A outra questão, a de saber quanto
financeiramente custou a transferência ao Atlético de Madrid, é, para o
Benfica, uma questão completamente irrelevante. Se o atlético paga muito ou
pouco pela disponibilidade imediata do dinheiro é uma questão tão irrelevante
para o Benfica como para qualquer um de nós. A menos quo negócio seja outro. A
menos que o Atlético não tenha pago realmente pago a pronto o valor da
transferência ao Benfica, mas se tenha responsabilizado pelo pagamento dos
juros correspondentes à disponibilização imediata daquele pelo Benfica junto de
uma instituição de crédito. Neste caso seria interessante saber, não obstante a
responsabilidade assumida pelo Atlético de Madrid, se o Benfica não é
solidariamente ou subsidiariamente responsável pelo incumprimento do Atlético
de Madrid. A insistência por parte de alguns comentadores num montante,
aparentemente falso, da transferência (126 milhões de euros) e a recorrência com
que apelam (pode ser simples ignorância) ao conceito de “factoring”, levantam
algumas suspeitas.
O “Factoring” está regulado entre
nós pelo Decreto Lei n.º 171/ 95 de 17 de Julho. Tem três intervenientes – o Factor – aquele a quem é cedido o
crédito; Aderente - a entidade que requer os serviços de “factoring”,
na prática aquele que recebe adiantadamente o valor do crédito cedido ao factor;
e o Devedor – que é o cliente do
aderente, ou seja, o seu devedor.
O “Factoring” é assim uma operação
de crédito (mas não necessariamente) por via da qual a entidade financeira
adianta ou compra a outra empresa, chamada Aderente, os créditos, vencidos ou
vincendos, que esta detém sobre os seus clientes (Devedor).
O “factoring” pode ser negociado
com recurso e sem recurso . Diz-se que o “factoring” é com recurso quando o Factor tem o direito de receber do Aderente o valor do adiantamento no
caso de incumprimento do devedor. E diz-se sem recurso na hipótese inversa, ou
seja, quando o Factor assume o risco integral da operação nada podendo reclamar
do aderente se o devedor não pagar.
Escusado será dizer que naqueles
casos em que o “Factor” adianta a totalidade do crédito dificilmente se poderá conceber
um “factoring” sem recurso; já na hipótese inversa, quando o Factor “ compra” o
crédito por um montante muito inferior ao seu valor nominal, o “factoring” será
normalmente sem recurso, assumindo o Factor o risco integral da operação.

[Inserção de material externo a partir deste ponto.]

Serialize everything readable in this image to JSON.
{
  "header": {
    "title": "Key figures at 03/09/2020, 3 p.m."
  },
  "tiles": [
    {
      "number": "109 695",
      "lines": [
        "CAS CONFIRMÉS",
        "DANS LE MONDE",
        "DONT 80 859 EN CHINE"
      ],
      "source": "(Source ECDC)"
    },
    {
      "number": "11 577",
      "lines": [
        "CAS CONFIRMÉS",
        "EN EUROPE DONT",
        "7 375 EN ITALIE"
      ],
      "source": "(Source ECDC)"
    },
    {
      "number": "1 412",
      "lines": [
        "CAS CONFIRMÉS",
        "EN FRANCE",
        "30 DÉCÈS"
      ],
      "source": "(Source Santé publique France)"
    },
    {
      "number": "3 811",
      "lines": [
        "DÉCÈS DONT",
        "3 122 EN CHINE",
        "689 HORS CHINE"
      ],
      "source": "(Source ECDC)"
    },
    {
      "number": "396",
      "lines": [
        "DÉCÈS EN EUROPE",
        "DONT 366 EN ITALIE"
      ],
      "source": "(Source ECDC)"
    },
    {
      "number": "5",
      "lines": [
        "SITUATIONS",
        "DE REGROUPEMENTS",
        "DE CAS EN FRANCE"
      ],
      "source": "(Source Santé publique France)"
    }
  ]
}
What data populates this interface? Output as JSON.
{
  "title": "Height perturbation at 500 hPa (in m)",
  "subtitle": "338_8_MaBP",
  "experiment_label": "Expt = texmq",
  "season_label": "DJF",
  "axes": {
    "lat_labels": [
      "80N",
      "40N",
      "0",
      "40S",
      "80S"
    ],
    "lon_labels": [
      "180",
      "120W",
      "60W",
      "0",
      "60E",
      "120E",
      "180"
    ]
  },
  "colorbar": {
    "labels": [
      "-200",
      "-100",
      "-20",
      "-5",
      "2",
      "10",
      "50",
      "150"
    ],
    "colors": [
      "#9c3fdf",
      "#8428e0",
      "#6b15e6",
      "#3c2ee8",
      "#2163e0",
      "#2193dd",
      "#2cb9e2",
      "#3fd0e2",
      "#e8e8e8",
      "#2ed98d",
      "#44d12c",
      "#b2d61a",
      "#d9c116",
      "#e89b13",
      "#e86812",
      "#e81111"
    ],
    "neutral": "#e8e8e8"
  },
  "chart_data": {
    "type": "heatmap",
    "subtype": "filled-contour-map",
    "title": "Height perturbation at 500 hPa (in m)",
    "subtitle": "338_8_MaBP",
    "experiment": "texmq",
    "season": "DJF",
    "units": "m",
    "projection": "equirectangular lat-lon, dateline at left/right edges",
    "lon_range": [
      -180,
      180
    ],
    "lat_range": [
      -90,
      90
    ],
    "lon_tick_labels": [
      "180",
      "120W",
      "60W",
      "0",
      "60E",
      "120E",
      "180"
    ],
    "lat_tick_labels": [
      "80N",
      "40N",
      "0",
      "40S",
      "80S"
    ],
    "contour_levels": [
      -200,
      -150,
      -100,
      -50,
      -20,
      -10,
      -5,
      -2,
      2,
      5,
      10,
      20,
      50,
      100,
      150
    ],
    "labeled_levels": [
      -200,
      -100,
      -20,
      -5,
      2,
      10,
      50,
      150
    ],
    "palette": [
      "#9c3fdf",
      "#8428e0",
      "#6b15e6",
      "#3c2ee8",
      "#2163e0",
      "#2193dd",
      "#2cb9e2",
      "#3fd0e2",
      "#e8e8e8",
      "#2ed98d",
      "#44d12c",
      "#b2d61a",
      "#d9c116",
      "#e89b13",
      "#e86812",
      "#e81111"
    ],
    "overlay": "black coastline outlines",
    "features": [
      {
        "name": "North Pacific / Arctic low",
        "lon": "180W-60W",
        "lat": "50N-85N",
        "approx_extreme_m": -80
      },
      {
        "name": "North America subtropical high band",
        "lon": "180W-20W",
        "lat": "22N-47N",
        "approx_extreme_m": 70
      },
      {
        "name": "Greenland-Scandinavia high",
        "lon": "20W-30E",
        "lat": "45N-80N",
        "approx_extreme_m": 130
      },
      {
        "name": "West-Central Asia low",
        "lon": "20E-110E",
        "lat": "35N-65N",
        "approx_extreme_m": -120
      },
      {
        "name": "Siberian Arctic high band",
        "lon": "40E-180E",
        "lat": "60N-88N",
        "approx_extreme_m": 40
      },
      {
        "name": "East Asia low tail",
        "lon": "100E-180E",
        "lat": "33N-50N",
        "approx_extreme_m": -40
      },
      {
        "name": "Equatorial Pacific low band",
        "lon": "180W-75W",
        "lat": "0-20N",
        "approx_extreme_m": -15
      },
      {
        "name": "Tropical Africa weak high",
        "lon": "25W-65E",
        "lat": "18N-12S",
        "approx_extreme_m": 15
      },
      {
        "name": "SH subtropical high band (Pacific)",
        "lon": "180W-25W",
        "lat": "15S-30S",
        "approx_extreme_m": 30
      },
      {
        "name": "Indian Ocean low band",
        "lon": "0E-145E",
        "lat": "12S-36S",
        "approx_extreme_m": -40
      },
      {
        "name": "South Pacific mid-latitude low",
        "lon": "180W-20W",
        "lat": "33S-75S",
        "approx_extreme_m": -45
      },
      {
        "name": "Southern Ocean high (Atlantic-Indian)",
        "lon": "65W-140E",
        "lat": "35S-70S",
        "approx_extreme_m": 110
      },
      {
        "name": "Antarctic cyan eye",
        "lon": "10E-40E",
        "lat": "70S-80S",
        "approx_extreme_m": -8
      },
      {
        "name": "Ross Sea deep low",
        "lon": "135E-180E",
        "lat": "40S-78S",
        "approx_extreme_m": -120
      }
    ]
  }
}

É portanto caso para perguntar: a
que propósito é que os “comentadores bem informados” vieram falar de “factoring”?
Será por pura “parolice”. Ou será que
eles sabem mais do que aquilo que dizem, embora não tenham a correcta noção do
que estão a dizer?
Tudo isto porque o mundo dos
negócios é esta permanente obscuridade e opacidade, que não são exclusivas do
futebol e muito menos deste ou daquele clube, desta ou daquela federação ou união de federações, mas de todos os
negócios, sempre em prejuízo dos mesmos!